May the peace of Christ Reign in our hearts…
This Sunday we celebrate the feast of the Conversion of St. Paul.
We know very little about his childhood or family.
St. Paul came from a notable family in the ancient city Tarsus.
They were probably devout Jews who also where somehow were able to become Roman Citizens.
Their faith was so important to them that In his youth they sent Paul to Jerusalem to study with the great Rabbi Gamaliel.
Paul was a scholar and Hard worker
tradition says he was a tent maker.
He was an orator.
He was a passionate orthodox Jew and this passion and his convictions led him to violently persecute Christians.
He himself was present and participated in the murder or martyrdom of St. Stephen, the first follower of Christ to give is life for his faith.
Paul of Tarsus was every bit a passionate, arrogant, zealous, murderer.
Yet, God saw something good in him.
So one day out of the blue without any warning he lost everything.
On the road from Jerusalem to Damascus there came a blinding light so bright, so sudden, that it incapacitated him completely.
And Paul, this proud man this self-assured man, was so struck that he even fell off his horse.
Everything he knew, everything he trusted
everything and defended his pride, his arrogance
his position, his power, everything he had was gone.
In the blink of an eye he was
defenseless, blind, dependent and alone.
Paul never met Jesus before his death and Resurrection.
But as he was healed and cared for in Damascus he had a vision of the Risen Lord.
After those three days of darkness
After those three days of isolation
After those three days of uncertainty
His sight was returned, his body was healed and his soul was made whole
Paul who had persecuted the Church,
Paul the zealot, the murder, had a radical change of heart and through God’s grace he became the Apostle to the Gentiles.
Through his work and his efforts
Our faith, the Good news became known all over the world.
Wherever he went, Corinth, Thessalonica, Philippi, Ephesus, Colossae, Antioch and who knows where else Paul founded Churches, living communities of believers.
He was so charismatic and so convicted in his new found faith that he was able to bring whole communities to Christ .
And many years later in Rome the man who had so severely persecuted the Church, freely gave up his life rather than renounce his faith in Risen Christ who he had met on the road to Damascus.
What does the incredible story of Conversion of St.
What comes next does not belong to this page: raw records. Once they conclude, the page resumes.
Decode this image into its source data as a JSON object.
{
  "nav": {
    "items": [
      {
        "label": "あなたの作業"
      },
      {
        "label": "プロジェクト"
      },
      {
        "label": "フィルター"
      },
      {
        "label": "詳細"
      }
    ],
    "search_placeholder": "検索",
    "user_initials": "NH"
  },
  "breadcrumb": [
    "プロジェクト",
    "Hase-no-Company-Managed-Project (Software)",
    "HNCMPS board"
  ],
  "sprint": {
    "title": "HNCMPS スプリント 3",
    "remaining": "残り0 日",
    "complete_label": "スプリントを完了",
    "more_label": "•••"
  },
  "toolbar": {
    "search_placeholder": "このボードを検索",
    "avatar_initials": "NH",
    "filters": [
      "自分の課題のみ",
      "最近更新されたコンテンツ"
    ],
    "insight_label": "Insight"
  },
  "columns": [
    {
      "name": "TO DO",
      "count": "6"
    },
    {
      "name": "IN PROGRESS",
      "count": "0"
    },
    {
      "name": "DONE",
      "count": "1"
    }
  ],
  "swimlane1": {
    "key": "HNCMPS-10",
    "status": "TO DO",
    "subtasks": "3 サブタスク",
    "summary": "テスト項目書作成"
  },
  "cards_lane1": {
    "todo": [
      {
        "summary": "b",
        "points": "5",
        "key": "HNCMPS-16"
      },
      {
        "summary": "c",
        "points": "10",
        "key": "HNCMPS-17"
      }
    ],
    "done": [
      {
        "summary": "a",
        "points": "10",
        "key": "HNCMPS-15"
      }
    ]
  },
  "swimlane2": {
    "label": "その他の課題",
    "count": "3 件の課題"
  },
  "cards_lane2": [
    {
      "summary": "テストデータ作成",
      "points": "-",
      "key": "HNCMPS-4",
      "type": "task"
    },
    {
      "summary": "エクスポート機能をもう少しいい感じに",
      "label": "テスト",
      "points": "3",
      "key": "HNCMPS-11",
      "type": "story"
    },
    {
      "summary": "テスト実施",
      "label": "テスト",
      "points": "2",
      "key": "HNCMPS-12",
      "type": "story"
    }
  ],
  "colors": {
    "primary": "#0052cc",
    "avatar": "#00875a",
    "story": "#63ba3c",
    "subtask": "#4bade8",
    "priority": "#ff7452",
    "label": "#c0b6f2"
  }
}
Paul have to say to us today?
What should we take from it ?
No human being is without hope.
God saw through all Paul’s sins, his ignorance, his arrogance his pridefulness.
God saw through it all.
It would have been easy for us to give up on Paul but God didn’t.
The story of St. Paul should cause us to ask ourselves,
Who have we given up on?
Who have we placed in the “no hope box” or relegated to trash heap of life?
As a culture we spend so much more time trying to punish people rather than rehabilitate them.
God’s action in St. Paul’s life reminds us that there is always hope… even in the most desperate of cases.
Paul’s story also reminds us that…
We can change
We can change
Yes we can change
Sometimes it is so tempting to give up on ourselves.
Sometimes our problems, our addictions, our pride, our passions seem overwhelming.
Sometimes when disaster strikes and we fall off our horse, so to speak, we need to learn from Paul’s example that what seems horrible at the moment can really be a moment of grace,
a moment an opportunity
a chance to change to begin anew.
How many times in our lives have the trials and tribulations of life really been good waiting to happen.
When everything was taken from him all that Paul had left was to hope in Jesus the Nazorean the one he had persecuted.
I think this thought is really something we need to hold onto during these difficult economic times.
Sometimes falling off your horse,
loosing what you have, is always not a bad thing sometimes it is a blessing.
Challenges like that can bring us to something new, something better.
If our faith is real if it is sincere it can and should be life giving not only for us but also for others.
If we have never brought anyone to faith,
If our lives or our example, have never moved anyone,
it begs the question “ How really committed are we to following Christ”?
Everywhere Paul went he changed peoples hearts
He inspired people.
Paul lived the great commission that we heard in the Gospel today.
He went and made disciples of all men and women.
His example should challenge us all to become apostles to those without the consolation of Christ.
A faith half lived, a faith which only goes through the motions has no power to change hearts or to save.
On this day as we commemorate the Conversion of St. Paul.
Let us never give up on anyone. Let us rather be willing to expect the unexpected.
Let us never give up on ourselves.
Let us also see the challenges of life as opportunities of grace.
Let us live lives of holiness that have the power to change hearts and bring our brothers and sisters to faith.
What horse do we have to fall off.... that's a very important question indeed.